Pero aún con todas las ganas que le pone, Víctor no se escapa del escrutinio público.
“Mucha gente me juzga y me critica porque como ven que estoy bien de la parte de arriba de mi cuerpo y me veo una persona fuerte, me miran mal y me hacen malos comentarios. No se dan cuenta que mis pies no me sirven”.
Y le lanzan comentarios tales como: “¡pinche huevón! se la lleva ahí sentado. Por qué no trabajaa en otras cosas. Así de fácil se la lleva”.
Es en ese momento que los ojos de Víctor se enrojecen y las lágrimas se le agolpan.
“De repente, eso me duele”, dice limpiándose las lágrimas.
Pero esos comentarios no lo hace desistir de sus sueños: “Quisiera tener un día mi propio negocio establecido, una tienda de ropa para mujer.

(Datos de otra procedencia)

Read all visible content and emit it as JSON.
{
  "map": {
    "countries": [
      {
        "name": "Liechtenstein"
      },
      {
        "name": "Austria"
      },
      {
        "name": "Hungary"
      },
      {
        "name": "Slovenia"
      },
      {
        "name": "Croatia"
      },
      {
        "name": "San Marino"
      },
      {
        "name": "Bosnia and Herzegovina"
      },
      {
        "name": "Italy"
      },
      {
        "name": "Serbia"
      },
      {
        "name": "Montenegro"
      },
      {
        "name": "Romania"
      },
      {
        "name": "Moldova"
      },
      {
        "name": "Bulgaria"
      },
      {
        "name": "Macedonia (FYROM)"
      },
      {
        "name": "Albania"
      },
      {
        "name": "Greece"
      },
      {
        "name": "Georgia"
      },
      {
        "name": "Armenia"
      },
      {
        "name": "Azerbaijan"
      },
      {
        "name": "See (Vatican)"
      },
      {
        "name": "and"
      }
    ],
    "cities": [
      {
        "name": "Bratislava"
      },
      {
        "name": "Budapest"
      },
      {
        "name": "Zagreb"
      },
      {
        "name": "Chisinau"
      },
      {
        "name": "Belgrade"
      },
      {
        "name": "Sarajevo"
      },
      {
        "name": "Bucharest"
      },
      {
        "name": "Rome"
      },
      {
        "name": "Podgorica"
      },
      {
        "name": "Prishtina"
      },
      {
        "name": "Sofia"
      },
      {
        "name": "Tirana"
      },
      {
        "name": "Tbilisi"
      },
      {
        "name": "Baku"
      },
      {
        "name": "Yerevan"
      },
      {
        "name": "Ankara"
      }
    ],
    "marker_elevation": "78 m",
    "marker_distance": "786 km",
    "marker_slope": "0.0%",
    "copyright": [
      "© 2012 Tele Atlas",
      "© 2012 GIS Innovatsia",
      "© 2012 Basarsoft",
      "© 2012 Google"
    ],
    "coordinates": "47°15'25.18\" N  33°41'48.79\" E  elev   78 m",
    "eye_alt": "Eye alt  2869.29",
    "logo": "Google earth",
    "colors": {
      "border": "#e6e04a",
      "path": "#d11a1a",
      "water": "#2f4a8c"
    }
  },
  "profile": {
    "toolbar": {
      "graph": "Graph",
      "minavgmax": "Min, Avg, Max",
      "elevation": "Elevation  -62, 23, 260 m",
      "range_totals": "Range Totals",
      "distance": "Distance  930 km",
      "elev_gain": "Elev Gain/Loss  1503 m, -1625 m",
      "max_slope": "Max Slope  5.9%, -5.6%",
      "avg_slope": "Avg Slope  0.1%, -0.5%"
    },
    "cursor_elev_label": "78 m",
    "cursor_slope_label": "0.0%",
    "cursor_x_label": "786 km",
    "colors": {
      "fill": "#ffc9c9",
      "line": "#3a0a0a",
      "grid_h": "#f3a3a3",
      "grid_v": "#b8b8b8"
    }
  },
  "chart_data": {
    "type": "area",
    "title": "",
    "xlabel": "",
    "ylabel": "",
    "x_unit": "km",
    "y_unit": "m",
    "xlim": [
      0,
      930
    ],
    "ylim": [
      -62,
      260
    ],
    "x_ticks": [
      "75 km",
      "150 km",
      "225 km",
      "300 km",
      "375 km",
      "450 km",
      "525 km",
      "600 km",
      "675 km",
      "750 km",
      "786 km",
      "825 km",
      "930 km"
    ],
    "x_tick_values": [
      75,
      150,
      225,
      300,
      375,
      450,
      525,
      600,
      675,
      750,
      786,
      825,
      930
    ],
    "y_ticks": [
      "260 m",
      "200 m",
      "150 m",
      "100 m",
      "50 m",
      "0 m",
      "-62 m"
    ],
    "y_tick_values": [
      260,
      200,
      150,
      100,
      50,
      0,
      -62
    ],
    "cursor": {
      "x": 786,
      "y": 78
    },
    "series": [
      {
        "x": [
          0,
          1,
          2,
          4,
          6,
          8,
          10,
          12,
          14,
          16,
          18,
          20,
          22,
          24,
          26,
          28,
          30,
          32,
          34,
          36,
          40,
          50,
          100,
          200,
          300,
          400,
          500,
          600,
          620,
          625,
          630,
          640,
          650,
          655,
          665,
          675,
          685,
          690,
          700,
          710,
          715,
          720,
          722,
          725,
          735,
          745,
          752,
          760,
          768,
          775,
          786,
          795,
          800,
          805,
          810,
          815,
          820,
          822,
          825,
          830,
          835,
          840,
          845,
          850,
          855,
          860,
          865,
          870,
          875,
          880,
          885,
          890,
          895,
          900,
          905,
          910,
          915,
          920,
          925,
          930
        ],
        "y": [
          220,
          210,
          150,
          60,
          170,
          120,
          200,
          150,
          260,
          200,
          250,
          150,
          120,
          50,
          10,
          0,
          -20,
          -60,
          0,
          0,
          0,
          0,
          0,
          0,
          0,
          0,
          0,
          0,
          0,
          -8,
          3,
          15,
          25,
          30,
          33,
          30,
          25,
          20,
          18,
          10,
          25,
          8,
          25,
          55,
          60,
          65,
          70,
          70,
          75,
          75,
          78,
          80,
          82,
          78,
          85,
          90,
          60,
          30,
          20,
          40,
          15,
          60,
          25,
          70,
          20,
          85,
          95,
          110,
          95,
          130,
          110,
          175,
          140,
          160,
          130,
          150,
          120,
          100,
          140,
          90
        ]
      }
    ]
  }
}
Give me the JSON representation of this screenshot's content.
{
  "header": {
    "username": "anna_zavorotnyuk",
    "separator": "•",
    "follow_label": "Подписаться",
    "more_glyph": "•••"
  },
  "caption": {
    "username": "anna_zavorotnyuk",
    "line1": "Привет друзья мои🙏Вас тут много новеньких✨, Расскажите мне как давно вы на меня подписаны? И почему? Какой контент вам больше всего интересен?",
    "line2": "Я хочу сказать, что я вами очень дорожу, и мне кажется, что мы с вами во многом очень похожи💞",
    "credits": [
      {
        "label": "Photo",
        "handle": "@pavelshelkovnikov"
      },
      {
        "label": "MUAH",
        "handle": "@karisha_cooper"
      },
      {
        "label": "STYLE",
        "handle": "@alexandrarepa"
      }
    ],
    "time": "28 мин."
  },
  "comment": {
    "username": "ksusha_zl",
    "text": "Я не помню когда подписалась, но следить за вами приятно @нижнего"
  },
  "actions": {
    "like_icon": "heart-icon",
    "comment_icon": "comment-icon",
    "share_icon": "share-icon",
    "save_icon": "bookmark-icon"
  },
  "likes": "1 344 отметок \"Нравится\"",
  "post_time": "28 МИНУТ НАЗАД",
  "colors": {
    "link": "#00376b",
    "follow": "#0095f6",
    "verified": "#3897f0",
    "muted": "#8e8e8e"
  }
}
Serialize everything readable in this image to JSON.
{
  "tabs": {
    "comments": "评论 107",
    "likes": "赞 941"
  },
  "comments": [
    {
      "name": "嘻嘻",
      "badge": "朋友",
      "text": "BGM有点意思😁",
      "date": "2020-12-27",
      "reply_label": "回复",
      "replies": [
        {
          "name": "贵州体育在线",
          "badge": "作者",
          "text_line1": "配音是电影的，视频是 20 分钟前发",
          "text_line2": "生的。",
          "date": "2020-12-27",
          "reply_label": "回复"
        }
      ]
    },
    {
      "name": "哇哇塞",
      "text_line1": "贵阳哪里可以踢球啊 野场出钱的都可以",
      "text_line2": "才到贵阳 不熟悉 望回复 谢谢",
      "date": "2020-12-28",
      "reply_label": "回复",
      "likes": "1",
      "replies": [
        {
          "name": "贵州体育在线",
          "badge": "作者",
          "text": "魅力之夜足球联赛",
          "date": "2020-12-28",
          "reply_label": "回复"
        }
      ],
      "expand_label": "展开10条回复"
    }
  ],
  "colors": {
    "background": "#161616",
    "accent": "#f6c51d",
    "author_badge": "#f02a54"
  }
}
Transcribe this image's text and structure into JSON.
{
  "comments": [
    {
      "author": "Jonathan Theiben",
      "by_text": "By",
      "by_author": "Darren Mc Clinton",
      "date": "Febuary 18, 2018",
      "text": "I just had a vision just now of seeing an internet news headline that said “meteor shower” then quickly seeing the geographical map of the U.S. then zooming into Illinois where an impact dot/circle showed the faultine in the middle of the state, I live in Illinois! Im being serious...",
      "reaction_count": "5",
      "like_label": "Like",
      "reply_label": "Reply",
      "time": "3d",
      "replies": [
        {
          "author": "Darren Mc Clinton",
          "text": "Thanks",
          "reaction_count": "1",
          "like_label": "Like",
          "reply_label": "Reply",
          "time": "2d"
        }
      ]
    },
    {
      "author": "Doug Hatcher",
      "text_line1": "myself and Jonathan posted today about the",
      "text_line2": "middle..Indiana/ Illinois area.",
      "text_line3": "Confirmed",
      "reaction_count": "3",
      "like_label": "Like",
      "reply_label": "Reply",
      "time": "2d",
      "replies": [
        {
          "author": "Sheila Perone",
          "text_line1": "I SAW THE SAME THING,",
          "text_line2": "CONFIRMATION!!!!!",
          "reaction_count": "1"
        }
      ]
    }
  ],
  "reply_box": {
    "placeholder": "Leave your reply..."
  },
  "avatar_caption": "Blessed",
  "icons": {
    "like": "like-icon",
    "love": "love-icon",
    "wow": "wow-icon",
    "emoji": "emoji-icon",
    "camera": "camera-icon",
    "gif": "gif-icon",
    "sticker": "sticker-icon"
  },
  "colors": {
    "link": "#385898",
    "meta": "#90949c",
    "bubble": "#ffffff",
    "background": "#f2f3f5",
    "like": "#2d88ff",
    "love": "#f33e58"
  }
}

Tal vez lo pueda lograr con la ayuda de uno de mis yernos para hacer un negocio familiar”.
Mientras tanto, ve a su dulcería ambulante montada en su silla de ruedas como un pequeño negocio.
“Es demasiado trabajo. Aunque me ayudan a cargar la mercancía cuando voy a comprarla, yo descargo todo en mis piernas”.
Claro – dice – que a veces la gente le ayuda de todo corazón con un dólar, 50 centavos o hasta 20 dólares.
“Me ayudan más comprándome una golosina. Y me siento muy bien con mi pequeño negocio. Sería muy fácil sentarse y estirar la mano para pedir ayuda, pero yo quiero que mis hijas se sientan muy orgullosas de mí”.
Para eso le echa todas las ganas del mundo día tras día.
“No me voy a rendir. No quiero ser una molestia para mis hijas en el futuro. Quiero que salgan adelante, que tengan su propia carrera. Por eso, trato de darles lo mejor y una educación para que sepan que todo se puede ganar en la vida honradamente con mucho esfuerzo y sacrificio”.